Partili Cumhur Başkanının süre gelen geleneği bozarak Boğaziçi Üniversitesine atadığı rektörle alakalı, liyakatli, demokratik üniversite talebiyle şiddet içermeyen protestolar düzenleyen Boğaziçili gençlerlerin tek amacı rektör atama yöntemine karşı bilimin ve üniversitenin onuruna sahip çıkmaktır.Söylemleri bu anlamda. Üniversitenin akademisyenleriyle birlikte gösterilen eylemde gençlere şiddet uygulandı, yerlerde sürüklendi, joplandı. Yetkili makamlar onları dinlemediği gibi terörüst damgasını yediler ve birçoğu tutuklandı. Terörüst olmadıkları anlaşılınca(!) tümü serbest bırakıldu. Gençlerimize yönelik ötekileştirici ve haksız ithamlar da böylece kadük duruma düşmüştür. Gençlerimize, sevgili ailelerine ve sevenlerine geçmiş olsun.

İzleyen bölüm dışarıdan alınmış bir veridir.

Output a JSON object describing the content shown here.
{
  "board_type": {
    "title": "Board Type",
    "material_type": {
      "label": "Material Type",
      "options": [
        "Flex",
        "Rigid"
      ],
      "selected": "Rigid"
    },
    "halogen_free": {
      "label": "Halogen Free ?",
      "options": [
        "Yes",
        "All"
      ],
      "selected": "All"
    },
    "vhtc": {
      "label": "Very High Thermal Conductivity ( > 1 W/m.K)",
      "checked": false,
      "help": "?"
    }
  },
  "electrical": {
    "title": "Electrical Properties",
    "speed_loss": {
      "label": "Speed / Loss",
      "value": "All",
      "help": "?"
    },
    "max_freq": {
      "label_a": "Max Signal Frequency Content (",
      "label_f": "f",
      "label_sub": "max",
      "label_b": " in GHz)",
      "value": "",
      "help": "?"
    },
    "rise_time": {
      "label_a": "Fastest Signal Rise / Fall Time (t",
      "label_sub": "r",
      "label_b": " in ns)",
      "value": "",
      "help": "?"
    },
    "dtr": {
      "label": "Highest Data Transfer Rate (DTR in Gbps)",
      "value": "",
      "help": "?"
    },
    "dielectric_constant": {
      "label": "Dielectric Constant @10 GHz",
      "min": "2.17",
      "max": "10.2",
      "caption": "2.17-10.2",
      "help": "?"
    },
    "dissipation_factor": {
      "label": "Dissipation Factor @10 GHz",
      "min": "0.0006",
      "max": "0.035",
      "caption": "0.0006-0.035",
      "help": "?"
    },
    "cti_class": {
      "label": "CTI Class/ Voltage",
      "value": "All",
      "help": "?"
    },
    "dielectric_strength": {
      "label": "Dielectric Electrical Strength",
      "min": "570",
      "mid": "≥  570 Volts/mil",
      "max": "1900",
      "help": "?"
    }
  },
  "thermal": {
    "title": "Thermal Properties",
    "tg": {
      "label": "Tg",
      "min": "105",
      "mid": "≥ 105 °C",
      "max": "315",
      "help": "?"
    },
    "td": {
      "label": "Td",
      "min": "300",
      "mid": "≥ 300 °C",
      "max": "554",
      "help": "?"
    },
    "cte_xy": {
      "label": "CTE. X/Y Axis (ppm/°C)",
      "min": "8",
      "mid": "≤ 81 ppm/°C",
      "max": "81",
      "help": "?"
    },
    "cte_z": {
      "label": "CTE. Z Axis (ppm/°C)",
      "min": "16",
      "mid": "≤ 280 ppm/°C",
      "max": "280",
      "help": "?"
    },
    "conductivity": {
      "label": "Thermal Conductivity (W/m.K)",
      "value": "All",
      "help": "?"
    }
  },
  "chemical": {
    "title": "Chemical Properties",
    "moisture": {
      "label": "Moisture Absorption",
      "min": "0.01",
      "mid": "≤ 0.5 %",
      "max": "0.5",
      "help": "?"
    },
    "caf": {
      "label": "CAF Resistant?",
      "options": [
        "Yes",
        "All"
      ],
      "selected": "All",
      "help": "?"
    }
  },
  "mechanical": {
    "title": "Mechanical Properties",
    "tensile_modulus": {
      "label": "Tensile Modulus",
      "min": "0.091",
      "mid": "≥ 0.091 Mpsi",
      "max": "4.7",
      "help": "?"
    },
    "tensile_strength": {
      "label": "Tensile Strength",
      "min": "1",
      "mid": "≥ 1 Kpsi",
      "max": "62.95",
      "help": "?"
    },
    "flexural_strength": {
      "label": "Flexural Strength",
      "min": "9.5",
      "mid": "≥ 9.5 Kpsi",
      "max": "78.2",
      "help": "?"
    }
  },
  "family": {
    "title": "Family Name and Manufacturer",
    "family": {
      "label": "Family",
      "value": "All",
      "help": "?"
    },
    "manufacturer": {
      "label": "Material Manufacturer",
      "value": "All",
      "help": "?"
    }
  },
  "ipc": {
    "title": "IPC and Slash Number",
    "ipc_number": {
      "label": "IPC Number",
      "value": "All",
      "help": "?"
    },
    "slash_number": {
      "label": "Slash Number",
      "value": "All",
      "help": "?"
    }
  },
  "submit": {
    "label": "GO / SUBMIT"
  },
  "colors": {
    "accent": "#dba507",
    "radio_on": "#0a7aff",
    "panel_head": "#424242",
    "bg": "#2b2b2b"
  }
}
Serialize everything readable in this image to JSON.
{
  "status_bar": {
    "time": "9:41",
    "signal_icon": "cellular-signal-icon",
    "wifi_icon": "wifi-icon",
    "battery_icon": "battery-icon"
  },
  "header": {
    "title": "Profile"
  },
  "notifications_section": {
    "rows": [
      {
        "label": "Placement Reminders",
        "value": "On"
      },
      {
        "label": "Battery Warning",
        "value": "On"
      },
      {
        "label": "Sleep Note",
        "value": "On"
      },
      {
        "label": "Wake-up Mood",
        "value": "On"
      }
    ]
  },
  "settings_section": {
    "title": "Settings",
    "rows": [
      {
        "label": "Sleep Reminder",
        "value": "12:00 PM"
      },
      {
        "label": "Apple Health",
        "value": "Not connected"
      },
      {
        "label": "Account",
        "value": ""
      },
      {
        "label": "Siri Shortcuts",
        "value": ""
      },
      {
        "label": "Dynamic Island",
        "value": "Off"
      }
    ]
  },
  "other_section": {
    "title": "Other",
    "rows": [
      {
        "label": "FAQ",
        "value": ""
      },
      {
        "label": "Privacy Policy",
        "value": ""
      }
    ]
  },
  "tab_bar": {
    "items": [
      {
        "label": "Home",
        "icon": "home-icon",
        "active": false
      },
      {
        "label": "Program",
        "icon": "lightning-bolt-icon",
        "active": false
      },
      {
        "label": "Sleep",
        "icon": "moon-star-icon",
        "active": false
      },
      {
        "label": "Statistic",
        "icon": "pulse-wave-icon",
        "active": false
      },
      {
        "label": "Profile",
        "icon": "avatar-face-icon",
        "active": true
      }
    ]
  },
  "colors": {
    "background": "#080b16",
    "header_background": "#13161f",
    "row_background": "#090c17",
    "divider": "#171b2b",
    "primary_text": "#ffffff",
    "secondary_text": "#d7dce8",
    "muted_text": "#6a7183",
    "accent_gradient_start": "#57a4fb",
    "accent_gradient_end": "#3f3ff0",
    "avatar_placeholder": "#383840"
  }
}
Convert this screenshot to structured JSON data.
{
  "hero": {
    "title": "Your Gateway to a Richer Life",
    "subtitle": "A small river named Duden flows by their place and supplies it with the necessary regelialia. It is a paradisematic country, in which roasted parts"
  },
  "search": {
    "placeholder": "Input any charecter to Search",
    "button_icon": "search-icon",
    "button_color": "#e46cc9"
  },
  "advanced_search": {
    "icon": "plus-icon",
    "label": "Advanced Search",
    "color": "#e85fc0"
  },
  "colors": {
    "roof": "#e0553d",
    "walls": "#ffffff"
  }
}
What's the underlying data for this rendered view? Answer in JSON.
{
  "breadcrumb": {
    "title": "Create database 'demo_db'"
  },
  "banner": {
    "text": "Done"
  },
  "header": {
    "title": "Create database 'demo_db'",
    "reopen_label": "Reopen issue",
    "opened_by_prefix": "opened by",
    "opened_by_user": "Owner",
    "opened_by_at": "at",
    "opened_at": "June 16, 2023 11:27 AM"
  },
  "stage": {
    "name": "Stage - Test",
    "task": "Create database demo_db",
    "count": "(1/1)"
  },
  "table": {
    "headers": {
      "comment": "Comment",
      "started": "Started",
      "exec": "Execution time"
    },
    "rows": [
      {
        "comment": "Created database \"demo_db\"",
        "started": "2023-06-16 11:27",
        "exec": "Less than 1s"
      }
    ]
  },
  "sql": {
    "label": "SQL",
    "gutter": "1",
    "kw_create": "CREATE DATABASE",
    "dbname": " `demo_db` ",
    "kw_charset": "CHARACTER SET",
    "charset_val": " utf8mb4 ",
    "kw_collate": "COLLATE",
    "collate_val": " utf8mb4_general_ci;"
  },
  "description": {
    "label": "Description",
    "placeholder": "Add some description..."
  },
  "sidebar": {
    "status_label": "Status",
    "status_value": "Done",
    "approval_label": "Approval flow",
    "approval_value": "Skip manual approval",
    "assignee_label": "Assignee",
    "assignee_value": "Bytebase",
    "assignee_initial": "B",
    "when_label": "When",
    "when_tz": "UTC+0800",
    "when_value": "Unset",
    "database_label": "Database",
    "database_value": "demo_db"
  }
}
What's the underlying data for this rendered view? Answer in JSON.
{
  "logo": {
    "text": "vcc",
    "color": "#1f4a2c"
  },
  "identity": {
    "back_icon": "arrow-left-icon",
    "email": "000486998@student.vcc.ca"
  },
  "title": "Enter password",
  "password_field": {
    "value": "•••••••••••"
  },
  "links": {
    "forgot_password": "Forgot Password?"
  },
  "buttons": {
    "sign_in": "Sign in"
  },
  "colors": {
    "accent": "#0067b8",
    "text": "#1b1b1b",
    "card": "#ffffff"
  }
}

Yaklaşık bir aydır devam eden protostalar bitmiş değildir. Nedeni açık:
Partili Cumhur Başkanlığı Hükümet Sisteminin ana ekseninde ‘’Devlet Aklının yerini Siyasal akıl almıştır’’
*
Ülkeye hizmet etmenin bin bir çeşit yolu vardır. Bunlardan bir tanesi ama en önemlisi siyasettir. Nitekim siyasi partiler ülkeye hizmet etmenin araçlarıdır.
Her şeyden önce gelen, asıl olan, özne olan ülkedir; millettir. Partiler, politikalar, stratejiler ve bütünüyle siyaset ülkenin var, milletin daim olması için ortaya konan hizmet araçlarıdır.
Siyasetin halk için yapılanı demokrasiyi, kişi için yapılanı baskıyı, servet için yapılanı yozlaşmayı doğurur.
Sonuçta nasıl ki su gider kum kalırsa, gün gelir partiler ve politikalar da gider ülke/millet ve devlet kalır.
Diğer yandan siyaseti ahlakileştirmek için yola çıkanlar bunun çok zor olduğunu görünce ahlakını siyasileştirmek gibi bir yola sapmaktadır.
Bunu da amacı kutsallaştırarak, yasal eylemde bulunanları prövekeke ederek yapmaktadırlar.
Amacı kutsallaştırmak ve kendi kutsadığı amaç için her aracı meşru görmek de ahlakın siyasileştirilmesi anlamına gelir.
Ahlakın siyasileşmesi gerçeği gerçek, dini din, bilimi bilim, insanı da insan olmaktan çıkarır.
Siyasileşmiş ahlaklar her şeyi algı yönetiminin aracı haline getirirler.
Böylece amaçlar araç, değerler paspas, inançlar martaval haline gelir.
Bir iş insanı Robert Bosch, "İnsanların güvenini kaybetmektense zenginliğimi kaybetmeyi tercih ederim..." der.
Siyasetçi de en azından 'halkın güvenini kaybetmektense iktidarı kaybetmeyi tercih ederim' diyebilmelidir.
Halk için değil kendi kişisel iktidarı için siyaset yapanlar ancak ahlaki olmayan bir mantıkla 'her şey iktidar içindir' diyebilir.
Bir biçimde bir makamı eline geçirenler orada kalmak için her aracı kullanmayı mubah sayarsa ne olur?
Bilinmeli ki, hakikati haykıran bir sesi, 'Hapishanelerle' tehdit etmek, ancak darbecilerin yapabileceği bir iştir.
Bir cumhurbaşkanının, millet vicdanına ivme kazandırarak tercüman olması, siyasi değerleri ve milli bütünlüğü sağlaması ana görevlerinden değil midir?
Ülke insanının tümünü temsil edemeyen partili cumhurbaşkanlığı sisteminde toplumda var olan manzum değerler sisteminin erozyona uğradığını izlemekteyiz, esefle seyretmekteyiz…
*
Hukuk devleti" niteliğindeki tahribat...
Yargının siyasi "talimat"la işler hale gelmesi...
Baskının, tehdidin, hakaretin "vakayı adiye"leşmesi...
Hepsi rezalet de...
Aklımızla bu denli aleni alay ediliyor, zekâmızın böylesine küçümseniyor hatta yok sayılıyor olması, açık açık "aptal yerine" konuluyor olmamız ayrı feci...
"Tepeden" bakınca, toplum olarak bu kadar mı akılsız gözüküyoruz sahi!